He scoffed. “Grandmother indeed.”
She smiled a little to herself. “You were very fond of your grandmother, if I recall.”
“She would have liked you,” he agreed, still looking down at her ring. “It truly is an ugly thing.”
Bella laughed at this. It was a large pink diamond that had come from India. Most men would compliment it on its origins alone, let alone the cut and the color.
“Septi,” she whispered.
His bright blue eyes looked up into hers, and she saw only determination there. “What if I can find this woman from Kent?”
“In two days?” she asked in bewilderment.
“Darcy surely shan’t want to wed you then if I can find the elusive ‘lady with the fine eyes.’” He now seemed pleased at the notion.
“Septi,” she reminded him. “That would ruin me.”
He deflated at that. “Then I shall make Pater come around before the wedding.”
“And ruin both my reputation and Darcy’s?” Septi was clearly grasping at straws now. He wasn’t thinking clearly. “Go home, Septi. There is nothing for you here.”
He sighed at that and released her hand as if burnt. “You cannot love him.”
“This is not about love,” she reminded him.
“No, it is about fortunes and power.” He looked clearly upset now. “Darcy has the fortune and the power and can command us about because of it.”
“No one is commanding you about,” she promised him.
“Are you not commanding me to leave your presence?” This was said petulantly, like a child, showing how young Septimus really was.
Bella reached out carefully, and touched his wrist. “I am not doing this to hurt you.”
“No,” he agreed, “but you wound me just the same.”

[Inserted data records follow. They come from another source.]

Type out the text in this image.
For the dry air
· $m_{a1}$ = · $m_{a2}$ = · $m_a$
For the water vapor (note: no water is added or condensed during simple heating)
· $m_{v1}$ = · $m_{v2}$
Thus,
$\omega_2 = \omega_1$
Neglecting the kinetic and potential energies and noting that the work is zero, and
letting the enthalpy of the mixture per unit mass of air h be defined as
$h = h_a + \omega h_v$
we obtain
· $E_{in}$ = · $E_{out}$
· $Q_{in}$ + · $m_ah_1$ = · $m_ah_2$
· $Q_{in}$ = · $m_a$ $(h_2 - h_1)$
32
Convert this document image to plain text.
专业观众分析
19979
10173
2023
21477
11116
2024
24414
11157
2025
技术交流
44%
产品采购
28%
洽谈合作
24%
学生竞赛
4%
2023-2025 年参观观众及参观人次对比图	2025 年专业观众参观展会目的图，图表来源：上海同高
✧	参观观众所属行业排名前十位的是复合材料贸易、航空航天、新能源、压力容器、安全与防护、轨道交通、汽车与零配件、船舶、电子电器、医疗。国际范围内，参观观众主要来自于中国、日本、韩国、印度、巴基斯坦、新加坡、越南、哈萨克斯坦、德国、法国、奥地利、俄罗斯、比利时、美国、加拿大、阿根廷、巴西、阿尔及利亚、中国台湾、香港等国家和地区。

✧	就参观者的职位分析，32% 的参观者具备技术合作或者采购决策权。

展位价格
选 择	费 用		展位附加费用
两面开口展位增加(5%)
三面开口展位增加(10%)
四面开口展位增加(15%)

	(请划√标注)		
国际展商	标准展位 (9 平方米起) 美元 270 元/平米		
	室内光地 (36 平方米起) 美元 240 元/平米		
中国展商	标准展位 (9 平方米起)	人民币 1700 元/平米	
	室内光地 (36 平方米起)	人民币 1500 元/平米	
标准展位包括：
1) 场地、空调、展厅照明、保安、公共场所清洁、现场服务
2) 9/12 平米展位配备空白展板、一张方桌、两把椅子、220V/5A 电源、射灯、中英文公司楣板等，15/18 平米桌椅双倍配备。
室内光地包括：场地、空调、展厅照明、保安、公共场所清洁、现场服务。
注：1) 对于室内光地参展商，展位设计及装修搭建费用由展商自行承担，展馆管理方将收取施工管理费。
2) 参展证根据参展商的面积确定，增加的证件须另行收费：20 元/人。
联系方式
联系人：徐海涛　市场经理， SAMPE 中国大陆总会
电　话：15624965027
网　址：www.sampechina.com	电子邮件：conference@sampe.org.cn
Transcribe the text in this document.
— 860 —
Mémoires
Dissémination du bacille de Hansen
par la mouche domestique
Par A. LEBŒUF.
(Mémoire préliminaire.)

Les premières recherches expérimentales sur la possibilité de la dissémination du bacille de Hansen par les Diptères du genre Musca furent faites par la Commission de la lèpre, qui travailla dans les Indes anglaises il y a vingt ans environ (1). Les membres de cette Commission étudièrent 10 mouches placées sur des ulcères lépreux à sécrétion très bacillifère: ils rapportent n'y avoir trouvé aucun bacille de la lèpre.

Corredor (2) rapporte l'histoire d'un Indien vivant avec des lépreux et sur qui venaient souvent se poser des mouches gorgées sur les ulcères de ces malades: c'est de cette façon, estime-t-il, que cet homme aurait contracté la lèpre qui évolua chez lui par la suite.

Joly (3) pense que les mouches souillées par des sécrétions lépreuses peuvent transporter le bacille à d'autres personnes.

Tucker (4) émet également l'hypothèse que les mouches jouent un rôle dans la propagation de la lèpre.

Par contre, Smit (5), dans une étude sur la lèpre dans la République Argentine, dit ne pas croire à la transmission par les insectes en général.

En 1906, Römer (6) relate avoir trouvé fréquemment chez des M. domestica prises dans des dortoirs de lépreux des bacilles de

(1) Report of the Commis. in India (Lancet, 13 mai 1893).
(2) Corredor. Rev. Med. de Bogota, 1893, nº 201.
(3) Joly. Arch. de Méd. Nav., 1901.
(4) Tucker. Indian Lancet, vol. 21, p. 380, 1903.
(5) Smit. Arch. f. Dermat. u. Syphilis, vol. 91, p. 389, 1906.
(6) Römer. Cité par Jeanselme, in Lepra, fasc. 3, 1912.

Silence fell around them again, and neither could look at one another. “Go to Oxford,” Bella pushed again. “Don’t read the papers.”
He grimaced.
“Don’t read Whistledown.”
“How else am I to hear about your wedding?” he griped. “You certainly shall not write to me on the subject.”
No, no she wouldn’t. She wouldn’t do that to Septi, and she wouldn’t do that out of respect for Darcy. Darcy deserved her loyalty, now that she had agreed to marry him. She expected him never to seek out the woman in Kent, and he expected her to prove a decent substitution.
“I shall continue to write you sonnets,” he swore now, the lone candle on the mantlepiece sending shadows throughout the room.
“I cannot stop you,” she agreed quietly.
At first she didn’t notice he had got up, but he leaned over and kissed her on the forehead. Her eyes closed in wonderment, and she held back her tears. This would be the last time she was alone with Septi, the last time he would declare his love for her.
“Goodnight, dearest,” he whispered, and then he left out the door.
Bella sat alone, in the quiet, feeling her heart breaking. However, she had already made her decision, or it had been made for her. She must go on as if none of this had ever happened. A tear slipped from her left eye and she hastily wiped it away. Still, another tear came and then a third, and she ended up crying herself to sleep.
The End.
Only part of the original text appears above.